There is a slight dip in the center of the mids that isn’t overly recessed, helping emphasize that slight warmness of the lows without making you feel that the mids are missing at all. Voices are clearly defined in all their ranges and don’t leave you with the impression that they are hiding behind instruments, even their lower notes are clearly defined. The song “Make Noise” by Busta Rhymes and Lenny Kravitz is recorded in a way that the voice of Busta Rhymes is always overshadowed by bass and the guitar of Kravitz, and while the SSR does not fix this, they are one of the IEMs that does the best job of making his voice intelligible.

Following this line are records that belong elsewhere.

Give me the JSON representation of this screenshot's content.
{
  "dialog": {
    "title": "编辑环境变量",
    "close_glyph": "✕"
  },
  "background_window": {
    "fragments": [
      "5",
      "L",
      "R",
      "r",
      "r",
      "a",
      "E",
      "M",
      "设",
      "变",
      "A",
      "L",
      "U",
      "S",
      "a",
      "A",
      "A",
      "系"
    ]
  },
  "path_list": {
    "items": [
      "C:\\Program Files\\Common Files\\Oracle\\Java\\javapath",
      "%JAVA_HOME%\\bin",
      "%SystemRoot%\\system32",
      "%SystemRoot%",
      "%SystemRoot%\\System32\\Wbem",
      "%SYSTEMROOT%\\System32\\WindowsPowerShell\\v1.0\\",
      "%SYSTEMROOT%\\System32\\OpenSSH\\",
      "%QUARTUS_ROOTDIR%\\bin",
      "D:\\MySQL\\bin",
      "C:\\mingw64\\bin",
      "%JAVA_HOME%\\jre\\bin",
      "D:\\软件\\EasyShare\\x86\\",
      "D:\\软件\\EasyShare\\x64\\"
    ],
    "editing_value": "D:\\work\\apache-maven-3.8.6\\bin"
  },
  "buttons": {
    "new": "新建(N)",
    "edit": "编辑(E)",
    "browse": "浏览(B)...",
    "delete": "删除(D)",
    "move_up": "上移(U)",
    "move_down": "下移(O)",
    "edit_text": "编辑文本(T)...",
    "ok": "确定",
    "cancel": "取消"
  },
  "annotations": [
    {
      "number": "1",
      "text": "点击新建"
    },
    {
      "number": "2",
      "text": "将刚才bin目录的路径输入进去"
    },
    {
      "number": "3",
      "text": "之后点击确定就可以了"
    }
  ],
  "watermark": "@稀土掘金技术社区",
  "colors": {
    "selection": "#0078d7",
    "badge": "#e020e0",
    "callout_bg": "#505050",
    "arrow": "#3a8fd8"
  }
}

At the high end of the mids there is a clear rise, starting around 1k and peaking at 3k before starting to roll off through the highs. This obviously gives voices a very good presence but can result in IEMs being shouty. In the case of the SSR, some songs can have a little too much presence but again it is not as bad as it should be by looking at the graph. The song “Down To The River To Pray” by Alison Kraus is a track that can sometimes become shouty when the presence is overly done, but in the case of the SSR, it doesn’t become shouty and maintains a nice separation between the various voices. “Hallelujah” by Pentatonix can seem a little thin when only one voice is singing but pulls itself back together once the harmonics kick in.

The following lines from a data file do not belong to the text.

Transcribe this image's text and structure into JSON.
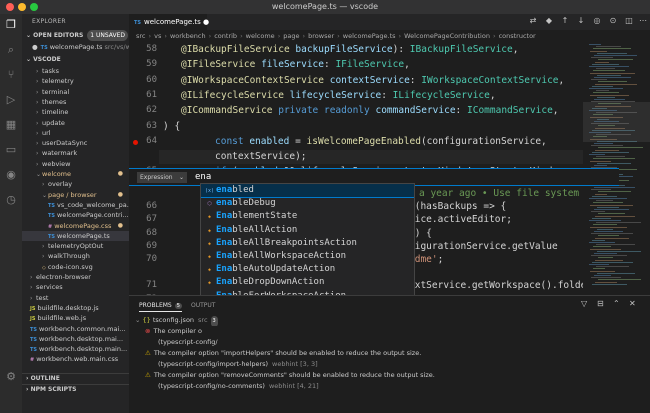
{
  "window": {
    "title": "welcomePage.ts — vscode"
  },
  "activity_bar": {
    "icons": [
      "files-icon",
      "search-icon",
      "source-control-icon",
      "run-debug-icon",
      "extensions-icon",
      "remote-explorer-icon",
      "github-icon",
      "timeline-icon",
      "settings-gear-icon"
    ]
  },
  "sidebar": {
    "header": "EXPLORER",
    "open_editors": {
      "label": "OPEN EDITORS",
      "badge": "1 UNSAVED"
    },
    "open_editor_item": {
      "name": "welcomePage.ts",
      "path": "src/vs/w..."
    },
    "vscode_section": "VSCODE",
    "tree": [
      {
        "label": "tasks",
        "type": "folder",
        "indent": 2
      },
      {
        "label": "telemetry",
        "type": "folder",
        "indent": 2
      },
      {
        "label": "terminal",
        "type": "folder",
        "indent": 2
      },
      {
        "label": "themes",
        "type": "folder",
        "indent": 2
      },
      {
        "label": "timeline",
        "type": "folder",
        "indent": 2
      },
      {
        "label": "update",
        "type": "folder",
        "indent": 2
      },
      {
        "label": "url",
        "type": "folder",
        "indent": 2
      },
      {
        "label": "userDataSync",
        "type": "folder",
        "indent": 2
      },
      {
        "label": "watermark",
        "type": "folder",
        "indent": 2
      },
      {
        "label": "webview",
        "type": "folder",
        "indent": 2
      },
      {
        "label": "welcome",
        "type": "folder-open",
        "indent": 2,
        "modified": true
      },
      {
        "label": "overlay",
        "type": "folder",
        "indent": 3
      },
      {
        "label": "page / browser",
        "type": "folder-open",
        "indent": 3,
        "modified": true
      },
      {
        "label": "vs_code_welcome_pa...",
        "type": "ts",
        "indent": 4
      },
      {
        "label": "welcomePage.contri...",
        "type": "ts",
        "indent": 4
      },
      {
        "label": "welcomePage.css",
        "type": "css",
        "indent": 4,
        "modified": true
      },
      {
        "label": "welcomePage.ts",
        "type": "ts",
        "indent": 4,
        "selected": true
      },
      {
        "label": "telemetryOptOut",
        "type": "folder",
        "indent": 3
      },
      {
        "label": "walkThrough",
        "type": "folder",
        "indent": 3
      },
      {
        "label": "code-icon.svg",
        "type": "svg",
        "indent": 3
      },
      {
        "label": "electron-browser",
        "type": "folder",
        "indent": 1
      },
      {
        "label": "services",
        "type": "folder",
        "indent": 1
      },
      {
        "label": "test",
        "type": "folder",
        "indent": 1
      },
      {
        "label": "buildfile.desktop.js",
        "type": "js",
        "indent": 1
      },
      {
        "label": "buildfile.web.js",
        "type": "js",
        "indent": 1
      },
      {
        "label": "workbench.common.mai...",
        "type": "ts",
        "indent": 1
      },
      {
        "label": "workbench.desktop.mai...",
        "type": "ts",
        "indent": 1
      },
      {
        "label": "workbench.desktop.main...",
        "type": "ts",
        "indent": 1
      },
      {
        "label": "workbench.web.main.css",
        "type": "css",
        "indent": 1
      }
    ],
    "outline": "OUTLINE",
    "npm_scripts": "NPM SCRIPTS"
  },
  "tabs": [
    {
      "label": "welcomePage.ts",
      "dirty": true
    }
  ],
  "breadcrumb": [
    "src",
    "vs",
    "workbench",
    "contrib",
    "welcome",
    "page",
    "browser",
    "welcomePage.ts",
    "WelcomePageContribution",
    "constructor"
  ],
  "editor": {
    "lines_top": [
      {
        "n": "58",
        "code": [
          [
            "dec",
            "@IBackupFileService "
          ],
          [
            "var",
            "backupFileService"
          ],
          [
            "",
            "): "
          ],
          [
            "ty",
            "IBackupFileService"
          ],
          [
            "",
            ","
          ]
        ]
      },
      {
        "n": "59",
        "code": [
          [
            "dec",
            "@IFileService "
          ],
          [
            "var",
            "fileService"
          ],
          [
            "",
            ": "
          ],
          [
            "ty",
            "IFileService"
          ],
          [
            "",
            ","
          ]
        ]
      },
      {
        "n": "60",
        "code": [
          [
            "dec",
            "@IWorkspaceContextService "
          ],
          [
            "var",
            "contextService"
          ],
          [
            "",
            ": "
          ],
          [
            "ty",
            "IWorkspaceContextService"
          ],
          [
            "",
            ","
          ]
        ]
      },
      {
        "n": "61",
        "code": [
          [
            "dec",
            "@ILifecycleService "
          ],
          [
            "var",
            "lifecycleService"
          ],
          [
            "",
            ": "
          ],
          [
            "ty",
            "ILifecycleService"
          ],
          [
            "",
            ","
          ]
        ]
      },
      {
        "n": "62",
        "code": [
          [
            "dec",
            "@ICommandService "
          ],
          [
            "kw",
            "private readonly "
          ],
          [
            "var",
            "commandService"
          ],
          [
            "",
            ": "
          ],
          [
            "ty",
            "ICommandService"
          ],
          [
            "",
            ","
          ]
        ]
      },
      {
        "n": "63",
        "code": [
          [
            "",
            ") {"
          ]
        ]
      },
      {
        "n": "64",
        "bp": true,
        "code": [
          [
            "kw",
            "const "
          ],
          [
            "var",
            "enabled"
          ],
          [
            "",
            " = "
          ],
          [
            "fn",
            "isWelcomePageEnabled"
          ],
          [
            "",
            "(configurationService,"
          ]
        ]
      },
      {
        "n": "",
        "code": [
          [
            "",
            "contextService);"
          ]
        ]
      },
      {
        "n": "65",
        "bp": true,
        "code": [
          [
            "kw",
            "if "
          ],
          [
            "",
            "("
          ],
          [
            "var",
            "enabled"
          ],
          [
            "",
            " && lifecycleService.startupKind !== StartupKind."
          ]
        ]
      }
    ],
    "lines_bottom": [
      {
        "n": "",
        "code": [
          [
            "cm",
            "a year ago • Use file system servic"
          ]
        ]
      },
      {
        "n": "66",
        "code": [
          [
            "",
            "n(hasBackups => {"
          ]
        ]
      },
      {
        "n": "67",
        "code": [
          [
            "",
            "vice.activeEditor;"
          ]
        ]
      },
      {
        "n": "68",
        "code": [
          [
            "",
            "s) {"
          ]
        ]
      },
      {
        "n": "69",
        "code": [
          [
            "",
            "figurationService.getValue"
          ]
        ]
      },
      {
        "n": "70",
        "code": [
          [
            "str",
            "adme'"
          ],
          [
            "",
            ";"
          ]
        ]
      },
      {
        "n": "",
        "code": [
          [
            "",
            ""
          ]
        ]
      },
      {
        "n": "71",
        "code": [
          [
            "",
            "extService.getWorkspace().folders."
          ]
        ]
      },
      {
        "n": "72",
        "code": [
          [
            "",
            ""
          ]
        ]
      }
    ]
  },
  "debug_input": {
    "mode": "Expression",
    "value": "ena"
  },
  "suggestions": [
    {
      "match": "ena",
      "rest": "bled",
      "kind": "var"
    },
    {
      "match": "ena",
      "rest": "bleDebug",
      "kind": "fn"
    },
    {
      "match": "Ena",
      "rest": "blementState",
      "kind": "cls"
    },
    {
      "match": "Ena",
      "rest": "bleAllAction",
      "kind": "cls"
    },
    {
      "match": "Ena",
      "rest": "bleAllBreakpointsAction",
      "kind": "cls"
    },
    {
      "match": "Ena",
      "rest": "bleAllWorkspaceAction",
      "kind": "cls"
    },
    {
      "match": "Ena",
      "rest": "bleAutoUpdateAction",
      "kind": "cls"
    },
    {
      "match": "Ena",
      "rest": "bleDropDownAction",
      "kind": "cls"
    },
    {
      "match": "Ena",
      "rest": "bleForWorkspaceAction",
      "kind": "cls"
    },
    {
      "match": "Ena",
      "rest": "bleGloballyAction",
      "kind": "cls"
    },
    {
      "match": "Ena",
      "rest": "bleSearchEditorPreview",
      "kind": "cls"
    },
    {
      "match": "ena",
      "rest": "bledExtensionsView",
      "kind": "cls"
    }
  ],
  "panel": {
    "tabs": [
      {
        "label": "PROBLEMS",
        "badge": "5",
        "active": true
      },
      {
        "label": "OUTPUT",
        "active": false
      }
    ],
    "rows": [
      {
        "icon": "chevron",
        "text": "tsconfig.json",
        "dim": "src",
        "badge": "3"
      },
      {
        "icon": "error",
        "text": "The compiler o",
        "dim": ""
      },
      {
        "icon": "",
        "text": "(typescript-config/",
        "dim": ""
      },
      {
        "icon": "warn",
        "text": "The compiler option \"importHelpers\" should be enabled to reduce the output size.",
        "dim": ""
      },
      {
        "icon": "",
        "text": "(typescript-config/import-helpers)",
        "dim": "webhint  [3, 3]"
      },
      {
        "icon": "warn",
        "text": "The compiler option \"removeComments\" should be enabled to reduce the output size.",
        "dim": ""
      },
      {
        "icon": "",
        "text": "(typescript-config/no-comments)",
        "dim": "webhint  [4, 21]"
      }
    ]
  },
  "colors": {
    "accent": "#007acc",
    "breakpoint": "#e51400",
    "warning": "#cca700",
    "error": "#f14c4c"
  }
}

In the case of classical instruments, they are again well defined and while I am no classical music expert, “Adagio for Strings, Op. 11a” performed by the London Philharmonic Orchestra was pleasurable and didn’t become too bright or harsh, although there were parts of the piece where I feel it was missing a little bit of warmth on the strings.

In the treble, there is a roll off that continues down from the 3k mark, although there are a few little steps along the way. In general it does avoid sibilance but I found that a few of the “S” by Lana Del Rey in “Hope is a Dangerous Thing” were overly present. Now, this is a song that can become irritating pretty quickly on sibilant earphones and this was not the case with the SSR, it was just a couple of “S” at the intro that were a little too present.

The roll off in the treble does sometimes leave me wanting a little more “air”, as was the case also with “Adagio for Strings” and other songs that I feel needed a little more space to breath in the highest registries.

As far as soundstage, it is another IEM that I don’t find to be very wide. It is probably around average or slightly better but is a long way from the ZAX that I reviewed recently. The placement of images is decent and the transition between left and right are smooth and consistent, tested with “Letter” as always, but they are nothing to write home about.

The speed and detail of these IEMs are though, I didn’t find them to lose control at any point, no matter what I threw at them, and the details always seemed to be there even if they didn’t make a point of focusing on them. The timbre is pretty realistic on acoustic guitars and similar instruments, although I did find it a little off with violins and cello’s etc.


Conclusion…

I am sort of lukewarm about these IEMs. I am impressed by some of the things they do but they don’t seem to be able to excite me in anything they do.

The overall sound signature is quite pleasant and is not what I expected but it is not something I would choose most of the time. The details are good but are again not exciting it seems that some details stand out and others you have to look for. The details are there but don’t jump out at you.

The speed and definition of bass is probably my favourite part, although it could maybe have been increased by a couple of dB to be more to my liking. The mids and highs are very pleasant but once more are far from exciting.

While listening to these IEMs, I would get the feeling with one song that they were great and then feel a little let down on the next song.

At the end of the day, I don’t really have any complaints about these earphones, nothing is terrible, but they are something that I wouldn’t miss if I didn’t have them in my collection.